Although technically toys, ride-on vehicles — a category that includes cars, trucks, tractors and the occasional front-loader — have equipment that mirrors their full-sized cousins. That Mercedes, for instance, comes with power steering, leather seating and spring shock absorbers.
The 4-foot-long electric vehicle — a single-seater convertible that sells for $400 — is licensed by Daimler to Moderno Kids. The battery drives it to a top speed of 4 miles per hour. A touch screen in the dash displays videos and plays music. The "headlights" are LEDs, just like those in Mom's or Dad's $70,000 Benz.
"Kids mainly want to be like grown-ups, and grown-ups have cars," said Heather MacKenzie of BestReviews, where she assesses dozens of children's toys and even drives a few. "But beyond that, these toys represent a degree of independence. They let the little ones keep up with the bigger kids. It evens the playing field when everybody's on wheels."
Ride-on vehicles are aimed at a wide swath of boys and girls, ranging in age from 1 to 6 and even older. And they are a big business for the toy industry. In the category that includes electric and pedal ride-on toys (but not bicycles), annual revenues are about $625 million.
There also are benefits for the brands that license their names to these products,
They are not necessarily financial: Licensing royalties paid to Daimler Mercedes amount to about $10 per toy car, said Andrew Topkins of Brandgenuity, a licensing agency in New York. "But it's more a marketing thing."

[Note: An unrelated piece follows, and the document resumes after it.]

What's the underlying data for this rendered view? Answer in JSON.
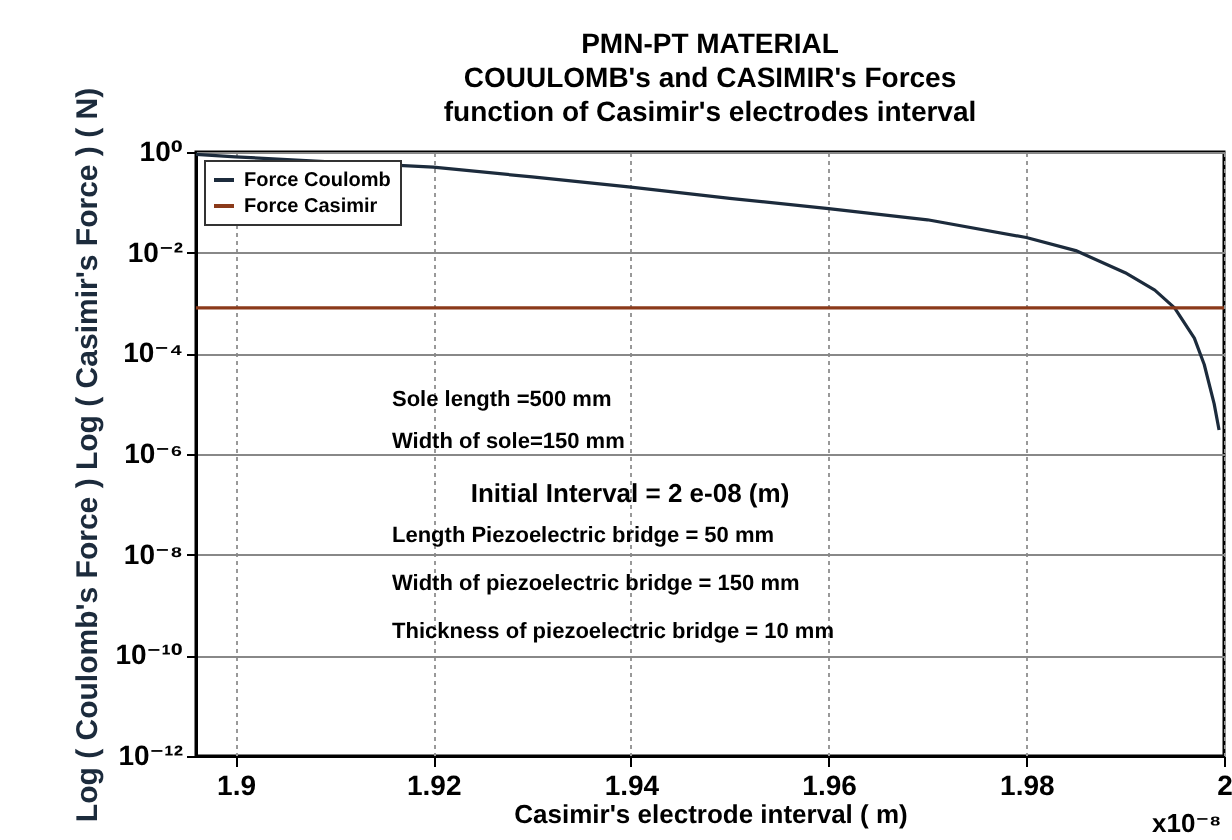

What Mercedes, Jeep and Ford, among others, care more about is: "Does this do something for us that is a value to promulgate the brand?" said Martin Brochstein, senior vice president of Licensing International.
"It's the beginning of building a relationship with the child," he added. "And from the parent's perspective, it's 'Hey, I'm able to give my kid a Mercedes.' In that sense, it connects the adults to the brand even more tightly."
Wide range of prices
Basic pedal-powered or push-powered rides sell for less than $100. At the luxury end, consider a Jaguar gasoline-powered version from FAO Schwarz for $10,000. But the Jag is far and away the exception: Most of the electric products, sold through stores including Walmart and Target and from Amazon online, cost $300 to $400.

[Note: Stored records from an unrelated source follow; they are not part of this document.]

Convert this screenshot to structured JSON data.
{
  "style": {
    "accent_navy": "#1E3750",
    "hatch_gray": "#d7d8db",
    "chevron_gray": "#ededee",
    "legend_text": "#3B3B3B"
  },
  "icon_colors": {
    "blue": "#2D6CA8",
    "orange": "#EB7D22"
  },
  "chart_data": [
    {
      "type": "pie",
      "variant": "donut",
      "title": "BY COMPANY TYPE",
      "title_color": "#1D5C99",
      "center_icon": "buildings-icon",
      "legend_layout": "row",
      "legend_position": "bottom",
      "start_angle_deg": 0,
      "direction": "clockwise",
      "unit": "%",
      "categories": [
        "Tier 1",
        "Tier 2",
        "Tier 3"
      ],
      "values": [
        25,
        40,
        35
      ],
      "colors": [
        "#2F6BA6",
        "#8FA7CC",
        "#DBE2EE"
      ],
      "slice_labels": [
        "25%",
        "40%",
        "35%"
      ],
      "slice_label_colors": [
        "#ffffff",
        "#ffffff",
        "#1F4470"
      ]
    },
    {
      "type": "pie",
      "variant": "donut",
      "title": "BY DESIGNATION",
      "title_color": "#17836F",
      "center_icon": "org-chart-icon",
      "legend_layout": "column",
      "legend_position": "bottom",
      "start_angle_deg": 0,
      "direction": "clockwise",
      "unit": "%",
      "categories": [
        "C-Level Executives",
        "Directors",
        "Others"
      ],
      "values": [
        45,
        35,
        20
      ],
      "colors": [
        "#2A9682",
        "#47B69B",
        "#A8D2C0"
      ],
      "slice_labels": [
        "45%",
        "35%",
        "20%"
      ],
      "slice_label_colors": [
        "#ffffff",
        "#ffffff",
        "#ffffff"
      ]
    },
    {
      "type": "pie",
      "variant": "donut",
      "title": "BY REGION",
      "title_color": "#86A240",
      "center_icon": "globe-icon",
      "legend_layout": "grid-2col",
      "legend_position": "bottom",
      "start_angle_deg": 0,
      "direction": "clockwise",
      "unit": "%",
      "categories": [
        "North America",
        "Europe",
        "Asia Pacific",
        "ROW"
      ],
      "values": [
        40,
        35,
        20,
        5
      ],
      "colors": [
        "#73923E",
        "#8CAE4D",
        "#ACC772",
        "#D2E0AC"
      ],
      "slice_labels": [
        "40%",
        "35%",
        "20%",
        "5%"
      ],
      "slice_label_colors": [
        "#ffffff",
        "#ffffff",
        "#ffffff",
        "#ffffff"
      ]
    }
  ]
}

While some parents consider ride-on toys a rather innocuous excursion for tots, others take a different view.
"Electric toy vehicles are much more than mindless playthings," said Neve Spicer, founder of We the Parents, a website that reviews gear for children. Electric ride-ons, she said, "can offer rich learning opportunities, especially in the hands of a parent who is mad about mechanics."
"Then," she added, "kids can learn some serious engineering and electronics in a very fun way."

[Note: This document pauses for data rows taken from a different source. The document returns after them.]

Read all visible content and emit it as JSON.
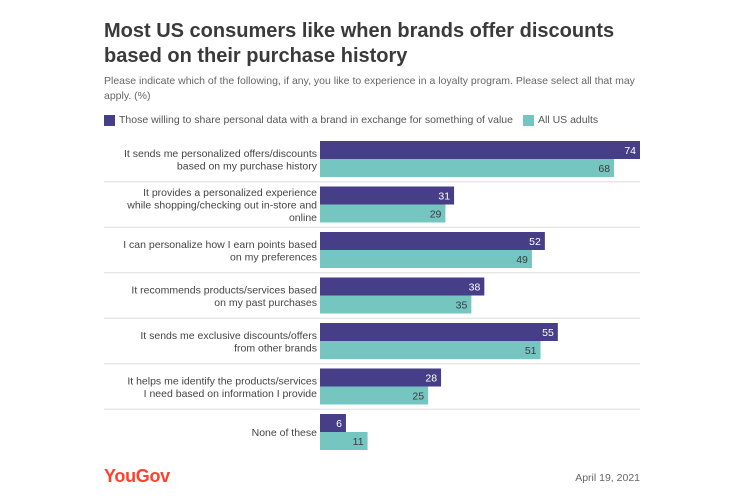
{
  "title": "Most US consumers like when brands offer discounts based on their purchase history",
  "subtitle": "Please indicate which of the following, if any, you like to experience in a loyalty program. Please select all that may apply. (%)",
  "brand": "YouGov",
  "date": "April 19, 2021",
  "colors": {
    "series1": "#463e87",
    "series2": "#75c5c1",
    "brand": "#ff412c"
  },
  "chart_data": {
    "type": "bar",
    "orientation": "horizontal",
    "categories": [
      [
        "It sends me personalized offers/discounts",
        "based on my purchase history"
      ],
      [
        "It provides a personalized experience",
        "while shopping/checking out in-store and",
        "online"
      ],
      [
        "I can personalize how I earn points based",
        "on my preferences"
      ],
      [
        "It recommends products/services based",
        "on my past purchases"
      ],
      [
        "It sends me exclusive discounts/offers",
        "from other brands"
      ],
      [
        "It helps me identify the products/services",
        "I need based on information I provide"
      ],
      [
        "None of these"
      ]
    ],
    "series": [
      {
        "name": "Those willing to share personal data with a brand in exchange for something of value",
        "color": "#463e87",
        "values": [
          74,
          31,
          52,
          38,
          55,
          28,
          6
        ]
      },
      {
        "name": "All US adults",
        "color": "#75c5c1",
        "values": [
          68,
          29,
          49,
          35,
          51,
          25,
          11
        ]
      }
    ],
    "xlim": [
      0,
      74
    ],
    "grid": false,
    "legend_position": "top"
  }
}
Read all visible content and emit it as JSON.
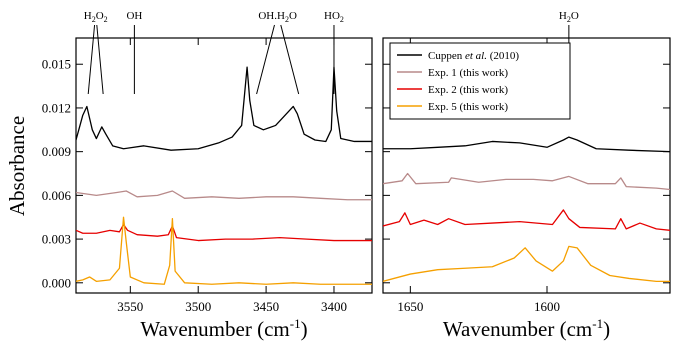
{
  "chart_data": {
    "type": "line",
    "ylabel": "Absorbance",
    "legend": {
      "placement": "top-left of right panel",
      "entries": [
        {
          "series": "cuppen",
          "parts": [
            {
              "t": "Cuppen ",
              "italic": false
            },
            {
              "t": "et al.",
              "italic": true
            },
            {
              "t": " (2010)",
              "italic": false
            }
          ]
        },
        {
          "series": "exp1",
          "parts": [
            {
              "t": "Exp. 1 (this work)",
              "italic": false
            }
          ]
        },
        {
          "series": "exp2",
          "parts": [
            {
              "t": "Exp. 2 (this work)",
              "italic": false
            }
          ]
        },
        {
          "series": "exp5",
          "parts": [
            {
              "t": "Exp. 5 (this work)",
              "italic": false
            }
          ]
        }
      ]
    },
    "series_styles": {
      "cuppen": {
        "color": "#000000"
      },
      "exp1": {
        "color": "#b88a8a"
      },
      "exp2": {
        "color": "#e60000"
      },
      "exp5": {
        "color": "#f5a000"
      }
    },
    "ylim": [
      -0.0007,
      0.0168
    ],
    "y_ticks": [
      "0.000",
      "0.003",
      "0.006",
      "0.009",
      "0.012",
      "0.015"
    ],
    "y_tick_values": [
      0.0,
      0.003,
      0.006,
      0.009,
      0.012,
      0.015
    ],
    "panels": [
      {
        "id": "left",
        "xlabel": "Wavenumber (cm-1)",
        "x_reversed": true,
        "xlim": [
          3590,
          3372
        ],
        "x_ticks": [
          "3550",
          "3500",
          "3450",
          "3400"
        ],
        "x_tick_values": [
          3550,
          3500,
          3450,
          3400
        ],
        "grid": false,
        "annotations": [
          {
            "label": [
              "H",
              "2",
              "O",
              "2"
            ],
            "lines": [
              {
                "x": 3581
              },
              {
                "x": 3570
              }
            ]
          },
          {
            "label": [
              "OH"
            ],
            "lines": [
              {
                "x": 3547
              }
            ]
          },
          {
            "label": [
              "OH.H",
              "2",
              "O"
            ],
            "lines": [
              {
                "x": 3457
              },
              {
                "x": 3426
              }
            ]
          },
          {
            "label": [
              "HO",
              "2"
            ],
            "lines": [
              {
                "x": 3400
              }
            ]
          }
        ],
        "series": [
          {
            "name": "cuppen",
            "values": [
              [
                3590,
                0.0098
              ],
              [
                3585,
                0.0115
              ],
              [
                3582,
                0.0121
              ],
              [
                3578,
                0.0105
              ],
              [
                3575,
                0.0099
              ],
              [
                3571,
                0.0107
              ],
              [
                3568,
                0.0102
              ],
              [
                3563,
                0.0094
              ],
              [
                3555,
                0.0092
              ],
              [
                3540,
                0.0094
              ],
              [
                3520,
                0.0091
              ],
              [
                3500,
                0.0092
              ],
              [
                3485,
                0.0096
              ],
              [
                3475,
                0.01
              ],
              [
                3468,
                0.0108
              ],
              [
                3466,
                0.0128
              ],
              [
                3464,
                0.0148
              ],
              [
                3462,
                0.0125
              ],
              [
                3459,
                0.0108
              ],
              [
                3452,
                0.0105
              ],
              [
                3443,
                0.0108
              ],
              [
                3437,
                0.0114
              ],
              [
                3430,
                0.0121
              ],
              [
                3427,
                0.0116
              ],
              [
                3422,
                0.0102
              ],
              [
                3414,
                0.0098
              ],
              [
                3406,
                0.0097
              ],
              [
                3402,
                0.0105
              ],
              [
                3400,
                0.0148
              ],
              [
                3398,
                0.0118
              ],
              [
                3395,
                0.0099
              ],
              [
                3385,
                0.0097
              ],
              [
                3372,
                0.0097
              ]
            ]
          },
          {
            "name": "exp1",
            "values": [
              [
                3590,
                0.0062
              ],
              [
                3575,
                0.006
              ],
              [
                3560,
                0.0062
              ],
              [
                3553,
                0.0063
              ],
              [
                3545,
                0.0059
              ],
              [
                3530,
                0.006
              ],
              [
                3519,
                0.0063
              ],
              [
                3510,
                0.0058
              ],
              [
                3490,
                0.0059
              ],
              [
                3470,
                0.0058
              ],
              [
                3450,
                0.0059
              ],
              [
                3430,
                0.0059
              ],
              [
                3410,
                0.0058
              ],
              [
                3390,
                0.0057
              ],
              [
                3372,
                0.0057
              ]
            ]
          },
          {
            "name": "exp2",
            "values": [
              [
                3590,
                0.0036
              ],
              [
                3585,
                0.0034
              ],
              [
                3575,
                0.0034
              ],
              [
                3565,
                0.0036
              ],
              [
                3558,
                0.0035
              ],
              [
                3555,
                0.004
              ],
              [
                3552,
                0.0036
              ],
              [
                3545,
                0.0033
              ],
              [
                3530,
                0.0032
              ],
              [
                3522,
                0.0033
              ],
              [
                3519,
                0.0039
              ],
              [
                3516,
                0.0031
              ],
              [
                3500,
                0.0029
              ],
              [
                3480,
                0.003
              ],
              [
                3460,
                0.003
              ],
              [
                3440,
                0.0031
              ],
              [
                3420,
                0.003
              ],
              [
                3400,
                0.0029
              ],
              [
                3380,
                0.0029
              ],
              [
                3372,
                0.0029
              ]
            ]
          },
          {
            "name": "exp5",
            "values": [
              [
                3590,
                0.0001
              ],
              [
                3585,
                0.0002
              ],
              [
                3580,
                0.0004
              ],
              [
                3575,
                0.0001
              ],
              [
                3565,
                0.0002
              ],
              [
                3558,
                0.001
              ],
              [
                3555,
                0.0045
              ],
              [
                3553,
                0.0028
              ],
              [
                3550,
                0.0004
              ],
              [
                3540,
                0.0
              ],
              [
                3525,
                -0.0001
              ],
              [
                3521,
                0.0012
              ],
              [
                3519,
                0.0044
              ],
              [
                3517,
                0.0008
              ],
              [
                3510,
                0.0
              ],
              [
                3490,
                -0.0001
              ],
              [
                3470,
                0.0
              ],
              [
                3450,
                -0.0001
              ],
              [
                3430,
                0.0
              ],
              [
                3410,
                -0.0001
              ],
              [
                3390,
                -0.0001
              ],
              [
                3372,
                -0.0001
              ]
            ]
          }
        ]
      },
      {
        "id": "right",
        "xlabel": "Wavenumber (cm-1)",
        "x_reversed": true,
        "xlim": [
          1660,
          1555
        ],
        "x_ticks": [
          "1650",
          "1600"
        ],
        "x_tick_values": [
          1650,
          1600
        ],
        "grid": false,
        "annotations": [
          {
            "label": [
              "H",
              "2",
              "O"
            ],
            "lines": [
              {
                "x": 1592
              }
            ]
          }
        ],
        "series": [
          {
            "name": "cuppen",
            "values": [
              [
                1660,
                0.0092
              ],
              [
                1650,
                0.0092
              ],
              [
                1640,
                0.0093
              ],
              [
                1630,
                0.0094
              ],
              [
                1620,
                0.0097
              ],
              [
                1610,
                0.0096
              ],
              [
                1600,
                0.0093
              ],
              [
                1594,
                0.0098
              ],
              [
                1592,
                0.01
              ],
              [
                1589,
                0.0098
              ],
              [
                1582,
                0.0092
              ],
              [
                1570,
                0.0091
              ],
              [
                1555,
                0.009
              ]
            ]
          },
          {
            "name": "exp1",
            "values": [
              [
                1660,
                0.0068
              ],
              [
                1653,
                0.007
              ],
              [
                1651,
                0.0075
              ],
              [
                1648,
                0.0068
              ],
              [
                1636,
                0.0069
              ],
              [
                1635,
                0.0072
              ],
              [
                1625,
                0.0069
              ],
              [
                1615,
                0.0071
              ],
              [
                1605,
                0.0071
              ],
              [
                1598,
                0.007
              ],
              [
                1592,
                0.0073
              ],
              [
                1585,
                0.0068
              ],
              [
                1575,
                0.0068
              ],
              [
                1573,
                0.0072
              ],
              [
                1571,
                0.0066
              ],
              [
                1560,
                0.0065
              ],
              [
                1555,
                0.0064
              ]
            ]
          },
          {
            "name": "exp2",
            "values": [
              [
                1660,
                0.0039
              ],
              [
                1654,
                0.0042
              ],
              [
                1652,
                0.0048
              ],
              [
                1650,
                0.004
              ],
              [
                1645,
                0.0043
              ],
              [
                1640,
                0.004
              ],
              [
                1636,
                0.0044
              ],
              [
                1630,
                0.004
              ],
              [
                1620,
                0.0041
              ],
              [
                1610,
                0.0042
              ],
              [
                1598,
                0.004
              ],
              [
                1594,
                0.005
              ],
              [
                1592,
                0.0044
              ],
              [
                1588,
                0.0038
              ],
              [
                1575,
                0.0037
              ],
              [
                1573,
                0.0044
              ],
              [
                1571,
                0.0037
              ],
              [
                1566,
                0.0041
              ],
              [
                1560,
                0.0037
              ],
              [
                1555,
                0.0036
              ]
            ]
          },
          {
            "name": "exp5",
            "values": [
              [
                1660,
                0.0001
              ],
              [
                1650,
                0.0006
              ],
              [
                1640,
                0.0009
              ],
              [
                1630,
                0.001
              ],
              [
                1620,
                0.0011
              ],
              [
                1612,
                0.0017
              ],
              [
                1608,
                0.0024
              ],
              [
                1604,
                0.0015
              ],
              [
                1598,
                0.0008
              ],
              [
                1594,
                0.0015
              ],
              [
                1592,
                0.0025
              ],
              [
                1589,
                0.0024
              ],
              [
                1584,
                0.0012
              ],
              [
                1577,
                0.0005
              ],
              [
                1570,
                0.0003
              ],
              [
                1560,
                0.0001
              ],
              [
                1555,
                0.0001
              ]
            ]
          }
        ]
      }
    ]
  }
}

Here are some things to consider before investing in a ride-on, according to MacKenzie.
• Safety: There are no governmental safety standards for these toys. Parents are advised to dress youngsters in bike helmets and supervise their travels. Some electric ride-ons come with remotes that allow some form of parental control.
• Age: "We think 3 years is the minimum for an electric ride-on. It may not go fast, but it feels fast to a little kid."
• Size and rider weight: The child's feet must be able to reach the pedals comfortably. Most ride-on products list recommended ages and weights, and whether the toy accommodates more than one rider.